Dalam sidang itu turut hadir nenek Fandi, Siti Kholijah. Ia yakin cucunya tak bersalah dan meminta Presiden RI Prabowo Subianto membebaskan Fandi.
"Demi Allah dia tidak bersalah. Demi Tuhan saya tahu dia tak bersalah," katanya di PN Batam, Senin (23/2/2026).
SCROLL TO CONTINUE WITH CONTENT
Ia menyebut Fandi orang yang taat beribadah termasuk salat lima waktu ke masjid.
"Cucu saya itu di ketiak saya saja sehari-hari. Kalau adzan, dia pergi ke masjid. Setiap lima waktu tidak pernah tinggal," lirih Siti.
Menurutnya, Fandi juga anak yang bekerja keras demi membantu ekonomi keluarga, termasuk membiayai sekolah adiknya. Ia pun berharap Fandi bisa berkumpul lagi bersama keluarga di Medan.
"Dapatkan seperak, dua perak, membantu adiknya di sekolah. Itulah dia," ujarnya.
Tak lupa, Siti menyampaikan permohonan kepada Presiden Prabowo agar Fandi dibebaskan dari perkara yang menjeratnya.
"Saya minta sama Pak Prabowo, tolonglah bebaskan cucu saya. Dia murni memang tidak bersalah," ujarnya.
Dalam kasus ini, Jaksa Penuntut Umum (JPU) menuntut hukuman mati terhadap empat WNI dan dua WN Thailand yang menjadi pelaku penyelundupan 2 ton sabu di perairan Kepulauan Riau (Kepri).

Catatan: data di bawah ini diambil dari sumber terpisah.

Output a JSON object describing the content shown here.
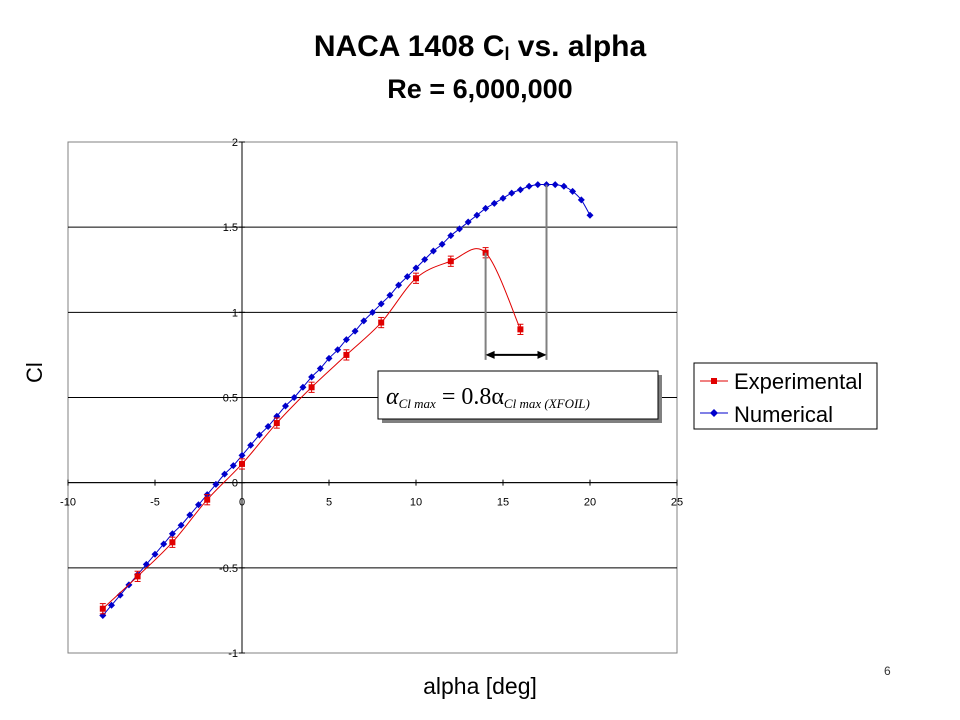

JPU Gustirio dalam persidangan yang digelar di PN Batam membacakan tuntutan. Sidang dipimpin Ketua Majelis Hakim Tiwik, didampingi anggota majelis Douglas Napitupulu dan Randi Jastian Afandi.
"Menjatuhkan pidana terhadap para terdakwa dengan pidana mati serta memerintahkan para terdakwa tetap ditahan di rumah tahanan negara," kata JPU dalam persidangan, Kamis (5/2/2026).
Enam terdakwa yang dituntut pidana mati masing-masing adalah dua WNA asal Thailand, yakni Weerapat Phongwan dan Teerapong Lekpradube, serta empat WNI, yaitu Fandi Ramadhan, Richard Halomoan, Leo Candra Samosir, dan Hasiholan Samosir.
Jaksa menyatakan keenam terdakwa terbukti melanggar Pasal 114 ayat (2) juncto Pasal 132 ayat (1) Undang-Undang Nomor 35 Tahun 2009 tentang Narkotika.